We have elected to incorporate certain information by reference into this prospectus. By incorporating by reference, we can disclose important information to you by referring you to other documents we have filed or will file with the SEC. The information incorporated by reference is deemed to be part of this prospectus, except for information incorporated by reference that is superseded by information contained in this prospectus. This means that you must look at all of the SEC filings that we incorporate by reference to determine if any statements in the prospectus or any document previously incorporated by reference have been modified or superseded.

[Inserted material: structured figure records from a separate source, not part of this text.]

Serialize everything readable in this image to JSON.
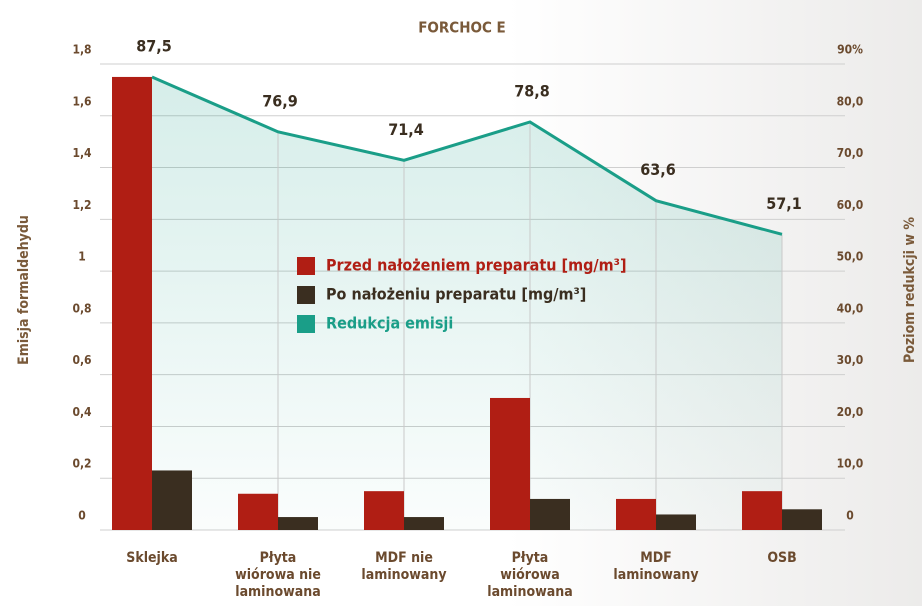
{
  "chart_data": {
    "type": "bar_line",
    "title": "FORCHOC E",
    "y_label": "Emisja formaldehydu",
    "y2_label": "Poziom redukcji w %",
    "categories": [
      "Sklejka",
      "Płyta\nwiórowa nie\nlaminowana",
      "MDF nie\nlaminowany",
      "Płyta\nwiórowa\nlaminowana",
      "MDF\nlaminowany",
      "OSB"
    ],
    "series": [
      {
        "name": "Przed nałożeniem preparatu [mg/m³]",
        "color": "#b01e14",
        "type": "bar",
        "values": [
          1.75,
          0.14,
          0.15,
          0.51,
          0.12,
          0.15
        ]
      },
      {
        "name": "Po nałożeniu preparatu [mg/m³]",
        "color": "#3a2e20",
        "type": "bar",
        "values": [
          0.23,
          0.05,
          0.05,
          0.12,
          0.06,
          0.08
        ]
      },
      {
        "name": "Redukcja emisji",
        "color": "#1a9e88",
        "type": "line",
        "axis": "y2",
        "values": [
          87.5,
          76.9,
          71.4,
          78.8,
          63.6,
          57.1
        ],
        "value_labels": [
          "87,5",
          "76,9",
          "71,4",
          "78,8",
          "63,6",
          "57,1"
        ]
      }
    ],
    "ylim": [
      0,
      1.8
    ],
    "yticks": [
      0,
      {
        "value": 0.2,
        "label": "0,2"
      },
      {
        "value": 0.4,
        "label": "0,4"
      },
      {
        "value": 0.6,
        "label": "0,6"
      },
      {
        "value": 0.8,
        "label": "0,8"
      },
      1,
      {
        "value": 1.2,
        "label": "1,2"
      },
      {
        "value": 1.4,
        "label": "1,4"
      },
      {
        "value": 1.6,
        "label": "1,6"
      },
      {
        "value": 1.8,
        "label": "1,8"
      }
    ],
    "y2lim": [
      0,
      90
    ],
    "y2ticks": [
      0,
      {
        "value": 10,
        "label": "10,0"
      },
      {
        "value": 20,
        "label": "20,0"
      },
      {
        "value": 30,
        "label": "30,0"
      },
      {
        "value": 40,
        "label": "40,0"
      },
      {
        "value": 50,
        "label": "50,0"
      },
      {
        "value": 60,
        "label": "60,0"
      },
      {
        "value": 70,
        "label": "70,0"
      },
      {
        "value": 80,
        "label": "80,0"
      },
      {
        "value": 90,
        "label": "90%"
      }
    ],
    "grid": true
  }
}
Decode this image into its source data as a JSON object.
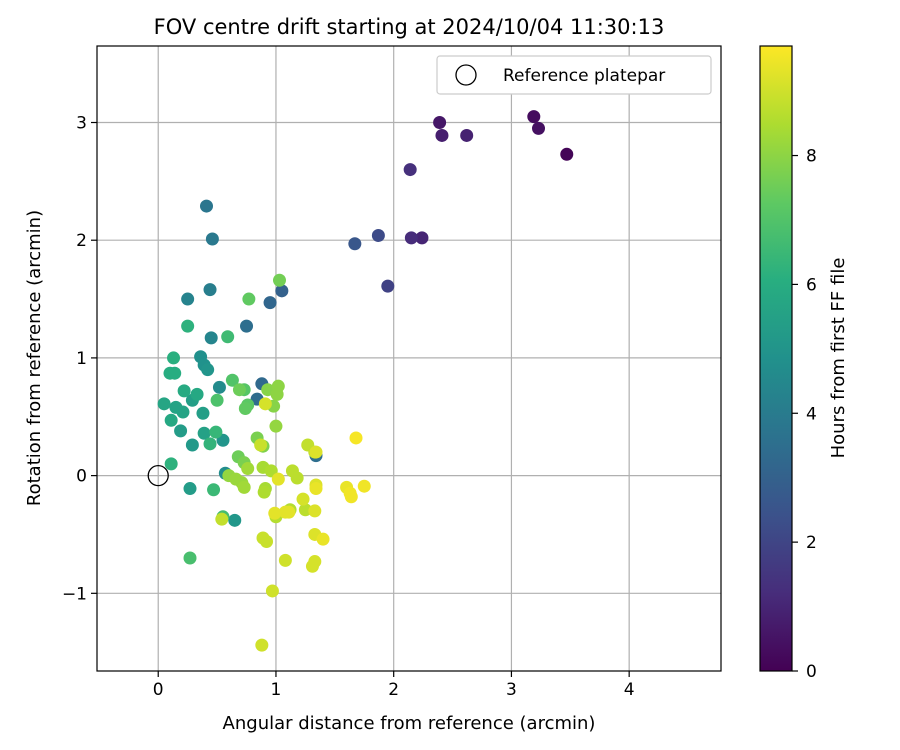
{
  "chart_data": {
    "type": "scatter",
    "title": "FOV centre drift starting at 2024/10/04 11:30:13",
    "xlabel": "Angular distance from reference (arcmin)",
    "ylabel": "Rotation from reference (arcmin)",
    "xlim": [
      -0.52,
      4.78
    ],
    "ylim": [
      -1.66,
      3.65
    ],
    "x_ticks": [
      "0",
      "1",
      "2",
      "3",
      "4"
    ],
    "y_ticks": [
      "−1",
      "0",
      "1",
      "2",
      "3"
    ],
    "grid": true,
    "legend": {
      "position": "top-right",
      "entries": [
        "Reference platepar"
      ]
    },
    "reference_point": {
      "x": 0.0,
      "y": 0.0,
      "label": "Reference platepar"
    },
    "colorbar": {
      "label": "Hours from first FF file",
      "min": 0,
      "max": 9.7,
      "ticks": [
        "0",
        "2",
        "4",
        "6",
        "8"
      ],
      "colormap": "viridis"
    },
    "points": [
      {
        "x": 3.47,
        "y": 2.73,
        "c": 0.1
      },
      {
        "x": 3.19,
        "y": 3.05,
        "c": 0.3
      },
      {
        "x": 3.23,
        "y": 2.95,
        "c": 0.4
      },
      {
        "x": 2.39,
        "y": 3.0,
        "c": 0.6
      },
      {
        "x": 2.41,
        "y": 2.89,
        "c": 0.8
      },
      {
        "x": 2.62,
        "y": 2.89,
        "c": 0.9
      },
      {
        "x": 2.24,
        "y": 2.02,
        "c": 1.0
      },
      {
        "x": 2.15,
        "y": 2.02,
        "c": 1.2
      },
      {
        "x": 2.14,
        "y": 2.6,
        "c": 1.3
      },
      {
        "x": 1.95,
        "y": 1.61,
        "c": 1.9
      },
      {
        "x": 1.87,
        "y": 2.04,
        "c": 2.2
      },
      {
        "x": 1.67,
        "y": 1.97,
        "c": 2.6
      },
      {
        "x": 1.05,
        "y": 1.57,
        "c": 3.0
      },
      {
        "x": 0.95,
        "y": 1.47,
        "c": 3.2
      },
      {
        "x": 0.88,
        "y": 0.78,
        "c": 3.3
      },
      {
        "x": 0.84,
        "y": 0.65,
        "c": 3.4
      },
      {
        "x": 0.75,
        "y": 1.27,
        "c": 3.5
      },
      {
        "x": 1.34,
        "y": 0.17,
        "c": 3.5
      },
      {
        "x": 0.41,
        "y": 2.29,
        "c": 3.8
      },
      {
        "x": 0.46,
        "y": 2.01,
        "c": 3.9
      },
      {
        "x": 0.44,
        "y": 1.58,
        "c": 4.1
      },
      {
        "x": 0.25,
        "y": 1.5,
        "c": 4.3
      },
      {
        "x": 0.45,
        "y": 1.17,
        "c": 4.4
      },
      {
        "x": 0.52,
        "y": 0.75,
        "c": 4.6
      },
      {
        "x": 0.57,
        "y": 0.02,
        "c": 4.7
      },
      {
        "x": 0.36,
        "y": 1.01,
        "c": 4.8
      },
      {
        "x": 0.39,
        "y": 0.94,
        "c": 4.9
      },
      {
        "x": 0.42,
        "y": 0.9,
        "c": 5.0
      },
      {
        "x": 0.55,
        "y": 0.3,
        "c": 5.0
      },
      {
        "x": 0.65,
        "y": -0.38,
        "c": 5.1
      },
      {
        "x": 0.29,
        "y": 0.26,
        "c": 5.2
      },
      {
        "x": 0.27,
        "y": -0.11,
        "c": 5.3
      },
      {
        "x": 0.19,
        "y": 0.38,
        "c": 5.3
      },
      {
        "x": 0.29,
        "y": 0.64,
        "c": 5.4
      },
      {
        "x": 0.38,
        "y": 0.53,
        "c": 5.4
      },
      {
        "x": 0.39,
        "y": 0.36,
        "c": 5.5
      },
      {
        "x": 0.21,
        "y": 0.54,
        "c": 5.6
      },
      {
        "x": 0.15,
        "y": 0.58,
        "c": 5.6
      },
      {
        "x": 0.05,
        "y": 0.61,
        "c": 5.7
      },
      {
        "x": 0.11,
        "y": 0.47,
        "c": 5.8
      },
      {
        "x": 0.33,
        "y": 0.69,
        "c": 5.8
      },
      {
        "x": 0.22,
        "y": 0.72,
        "c": 5.9
      },
      {
        "x": 0.1,
        "y": 0.87,
        "c": 6.0
      },
      {
        "x": 0.14,
        "y": 0.87,
        "c": 6.0
      },
      {
        "x": 0.13,
        "y": 1.0,
        "c": 6.1
      },
      {
        "x": 0.25,
        "y": 1.27,
        "c": 6.2
      },
      {
        "x": 0.11,
        "y": 0.1,
        "c": 6.2
      },
      {
        "x": 0.44,
        "y": 0.27,
        "c": 6.3
      },
      {
        "x": 0.49,
        "y": 0.37,
        "c": 6.4
      },
      {
        "x": 0.47,
        "y": -0.12,
        "c": 6.5
      },
      {
        "x": 0.59,
        "y": 1.18,
        "c": 6.6
      },
      {
        "x": 0.55,
        "y": -0.35,
        "c": 6.7
      },
      {
        "x": 0.27,
        "y": -0.7,
        "c": 6.8
      },
      {
        "x": 0.5,
        "y": 0.64,
        "c": 6.9
      },
      {
        "x": 0.63,
        "y": 0.81,
        "c": 7.0
      },
      {
        "x": 0.73,
        "y": 0.73,
        "c": 7.1
      },
      {
        "x": 0.76,
        "y": 0.6,
        "c": 7.2
      },
      {
        "x": 0.74,
        "y": 0.57,
        "c": 7.3
      },
      {
        "x": 0.77,
        "y": 1.5,
        "c": 7.3
      },
      {
        "x": 0.69,
        "y": 0.73,
        "c": 7.5
      },
      {
        "x": 0.68,
        "y": 0.16,
        "c": 7.5
      },
      {
        "x": 1.03,
        "y": 1.66,
        "c": 7.6
      },
      {
        "x": 0.73,
        "y": 0.11,
        "c": 7.7
      },
      {
        "x": 0.84,
        "y": 0.32,
        "c": 7.7
      },
      {
        "x": 0.89,
        "y": 0.25,
        "c": 7.8
      },
      {
        "x": 0.93,
        "y": 0.73,
        "c": 7.9
      },
      {
        "x": 0.98,
        "y": 0.59,
        "c": 7.9
      },
      {
        "x": 1.02,
        "y": 0.76,
        "c": 8.0
      },
      {
        "x": 1.01,
        "y": 0.69,
        "c": 8.0
      },
      {
        "x": 1.0,
        "y": 0.42,
        "c": 8.1
      },
      {
        "x": 0.6,
        "y": 0.0,
        "c": 8.1
      },
      {
        "x": 0.66,
        "y": -0.03,
        "c": 8.2
      },
      {
        "x": 0.71,
        "y": -0.06,
        "c": 8.2
      },
      {
        "x": 0.73,
        "y": -0.1,
        "c": 8.3
      },
      {
        "x": 0.76,
        "y": 0.06,
        "c": 8.3
      },
      {
        "x": 0.89,
        "y": 0.07,
        "c": 8.4
      },
      {
        "x": 0.91,
        "y": -0.11,
        "c": 8.4
      },
      {
        "x": 0.9,
        "y": -0.14,
        "c": 8.5
      },
      {
        "x": 0.96,
        "y": 0.04,
        "c": 8.5
      },
      {
        "x": 1.0,
        "y": -0.35,
        "c": 8.6
      },
      {
        "x": 1.12,
        "y": -0.29,
        "c": 8.6
      },
      {
        "x": 1.14,
        "y": 0.04,
        "c": 8.7
      },
      {
        "x": 1.18,
        "y": -0.02,
        "c": 8.7
      },
      {
        "x": 1.25,
        "y": -0.29,
        "c": 8.7
      },
      {
        "x": 1.27,
        "y": 0.26,
        "c": 8.8
      },
      {
        "x": 1.33,
        "y": 0.2,
        "c": 8.8
      },
      {
        "x": 0.54,
        "y": -0.37,
        "c": 8.8
      },
      {
        "x": 0.89,
        "y": -0.53,
        "c": 8.9
      },
      {
        "x": 0.92,
        "y": -0.56,
        "c": 8.9
      },
      {
        "x": 0.87,
        "y": 0.26,
        "c": 8.9
      },
      {
        "x": 0.88,
        "y": -1.44,
        "c": 9.0
      },
      {
        "x": 1.08,
        "y": -0.72,
        "c": 9.0
      },
      {
        "x": 0.97,
        "y": -0.98,
        "c": 9.0
      },
      {
        "x": 0.91,
        "y": 0.61,
        "c": 9.1
      },
      {
        "x": 1.23,
        "y": -0.2,
        "c": 9.1
      },
      {
        "x": 1.31,
        "y": -0.77,
        "c": 9.1
      },
      {
        "x": 1.33,
        "y": -0.73,
        "c": 9.1
      },
      {
        "x": 1.34,
        "y": 0.2,
        "c": 9.2
      },
      {
        "x": 1.34,
        "y": -0.08,
        "c": 9.2
      },
      {
        "x": 1.33,
        "y": -0.3,
        "c": 9.2
      },
      {
        "x": 1.33,
        "y": -0.5,
        "c": 9.2
      },
      {
        "x": 1.08,
        "y": -0.31,
        "c": 9.3
      },
      {
        "x": 1.11,
        "y": -0.31,
        "c": 9.3
      },
      {
        "x": 1.02,
        "y": -0.03,
        "c": 9.3
      },
      {
        "x": 0.99,
        "y": -0.32,
        "c": 9.3
      },
      {
        "x": 1.4,
        "y": -0.54,
        "c": 9.4
      },
      {
        "x": 1.34,
        "y": -0.11,
        "c": 9.4
      },
      {
        "x": 1.6,
        "y": -0.1,
        "c": 9.4
      },
      {
        "x": 1.63,
        "y": -0.15,
        "c": 9.5
      },
      {
        "x": 1.64,
        "y": -0.18,
        "c": 9.5
      },
      {
        "x": 1.75,
        "y": -0.09,
        "c": 9.5
      },
      {
        "x": 1.68,
        "y": 0.32,
        "c": 9.6
      }
    ]
  }
}
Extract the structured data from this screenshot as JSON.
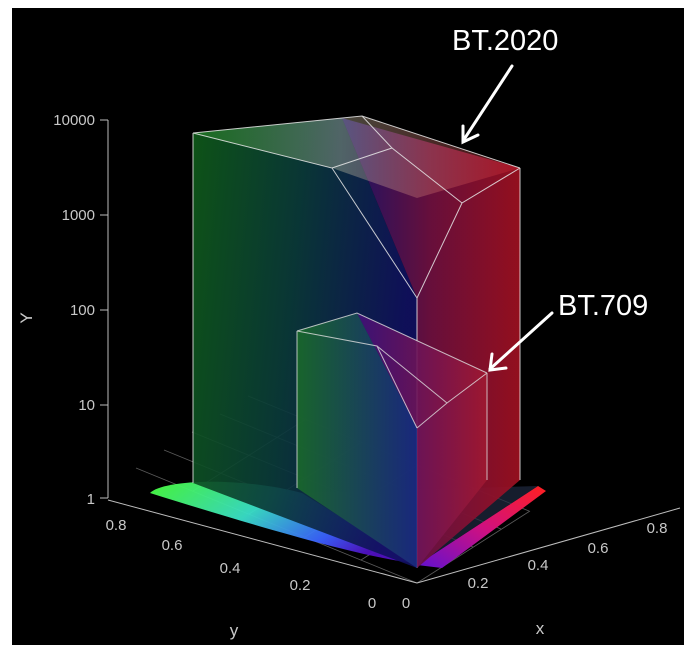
{
  "chart_data": {
    "type": "3d-gamut-volume",
    "axes": {
      "x": {
        "label": "x",
        "ticks": [
          "0",
          "0.2",
          "0.4",
          "0.6",
          "0.8"
        ]
      },
      "y": {
        "label": "y",
        "ticks": [
          "0",
          "0.2",
          "0.4",
          "0.6",
          "0.8"
        ]
      },
      "z": {
        "label": "Y",
        "scale": "log",
        "ticks": [
          "1",
          "10",
          "100",
          "1000",
          "10000"
        ],
        "range": [
          1,
          10000
        ]
      }
    },
    "series": [
      {
        "name": "BT.2020",
        "primaries": {
          "red": [
            0.708,
            0.292
          ],
          "green": [
            0.17,
            0.797
          ],
          "blue": [
            0.131,
            0.046
          ]
        },
        "peak_luminance": 10000
      },
      {
        "name": "BT.709",
        "primaries": {
          "red": [
            0.64,
            0.33
          ],
          "green": [
            0.3,
            0.6
          ],
          "blue": [
            0.15,
            0.06
          ]
        },
        "peak_luminance": 100
      }
    ],
    "annotations": [
      {
        "text": "BT.2020",
        "target_series": "BT.2020"
      },
      {
        "text": "BT.709",
        "target_series": "BT.709"
      }
    ],
    "grid": true,
    "background": "#000000",
    "colors": {
      "red": "#ff1a1a",
      "green": "#1ecf3a",
      "blue": "#1a2cff",
      "cyan": "#22d8e8",
      "magenta": "#c21ee0",
      "yellow": "#e8d020"
    }
  }
}
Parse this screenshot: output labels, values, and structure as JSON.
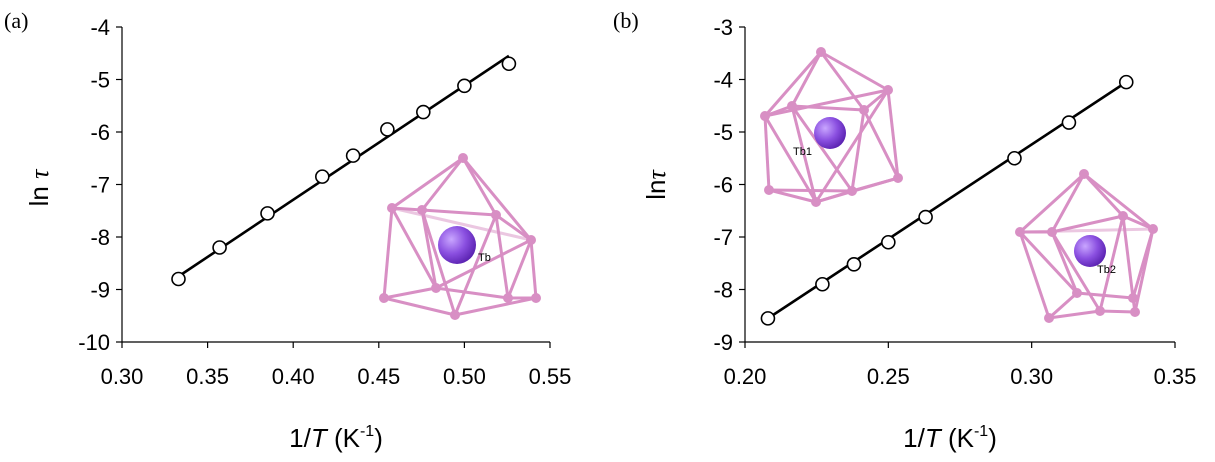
{
  "chart_data": [
    {
      "type": "scatter",
      "panel_label": "(a)",
      "xlabel_prefix": "1/",
      "xlabel_var": "T",
      "xlabel_unit": " (K",
      "xlabel_exp": "-1",
      "xlabel_close": ")",
      "ylabel_prefix": "ln ",
      "ylabel_var": "τ",
      "xlim": [
        0.3,
        0.55
      ],
      "ylim": [
        -10,
        -4
      ],
      "xticks": [
        "0.30",
        "0.35",
        "0.40",
        "0.45",
        "0.50",
        "0.55"
      ],
      "yticks": [
        "-4",
        "-5",
        "-6",
        "-7",
        "-8",
        "-9",
        "-10"
      ],
      "series": [
        {
          "x": [
            0.333,
            0.357,
            0.385,
            0.417,
            0.435,
            0.455,
            0.476,
            0.5,
            0.526
          ],
          "y": [
            -8.8,
            -8.2,
            -7.55,
            -6.85,
            -6.45,
            -5.95,
            -5.62,
            -5.12,
            -4.7
          ]
        }
      ],
      "fit": {
        "x": [
          0.333,
          0.526
        ],
        "y": [
          -8.75,
          -4.55
        ]
      },
      "inset_labels": [
        "Tb"
      ],
      "grid": false
    },
    {
      "type": "scatter",
      "panel_label": "(b)",
      "xlabel_prefix": "1/",
      "xlabel_var": "T",
      "xlabel_unit": " (K",
      "xlabel_exp": "-1",
      "xlabel_close": ")",
      "ylabel_prefix": "ln",
      "ylabel_var": "τ",
      "xlim": [
        0.2,
        0.35
      ],
      "ylim": [
        -9,
        -3
      ],
      "xticks": [
        "0.20",
        "0.25",
        "0.30",
        "0.35"
      ],
      "yticks": [
        "-3",
        "-4",
        "-5",
        "-6",
        "-7",
        "-8",
        "-9"
      ],
      "series": [
        {
          "x": [
            0.208,
            0.227,
            0.238,
            0.25,
            0.263,
            0.294,
            0.313,
            0.333
          ],
          "y": [
            -8.55,
            -7.9,
            -7.52,
            -7.1,
            -6.62,
            -5.5,
            -4.82,
            -4.05
          ]
        }
      ],
      "fit": {
        "x": [
          0.208,
          0.333
        ],
        "y": [
          -8.55,
          -4.05
        ]
      },
      "inset_labels": [
        "Tb1",
        "Tb2"
      ],
      "grid": false
    }
  ]
}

This prospectus incorporates by reference the documents set forth below that we have previously filed with the SEC:

 

   • Our Annual Report on Form 10-K for the fiscal year ended December 31, 2013, as amended;
   • Our Quarterly Report on Form 10-Q for the fiscal quarters ended March 31, 2014;
   • Our Current Reports on Form 8-K as filed on January 22, 2014, March 10, 2014, April 21, 2014, May 5, 2014, May 29, 2014, June 6, 2014, June 24, 2014 and July 3, 2014; and
   • The description of our common stock contained in our registration statement on Form 8-A filed with the SEC on May 28, 2003. 

We also incorporate by reference all documents we file in the future pursuant to Section 13(a), 13(c), 14 or 15(d) of the Securities Exchange Act of 1934 after the date of the initial filing of the post-effective amendment to the registration statement that contains this prospectus and prior to the termination of the offering (except in each case the information contained in such document to the extent “furnish” and not “filed”).

 

You may obtain copies of these documents on the website maintained by the SEC at http://www.sec.gov, or from us without charge (other than exhibits to such documents, unless such exhibits are specifically incorporated by reference into such documents) by writing us at Corporate Secretary, Advanced Cell Technology, Inc., 33 Locke Drive, Marlborough, Massachusetts 01752 or visiting our website at www.advancedcell.com.

 

Any statement contained in a document incorporated or deemed to be incorporated by reference in this prospectus shall be deemed to be modified or superseded for the purposes of this prospectus to the extent that a statement contained herein or in any other subsequently filed document which also is or deemed to be incorporated by reference herein modifies or supersedes that statement. Any statement so modified or superseded shall not be deemed, except as so modified or superseded, to constitute a part of this prospectus.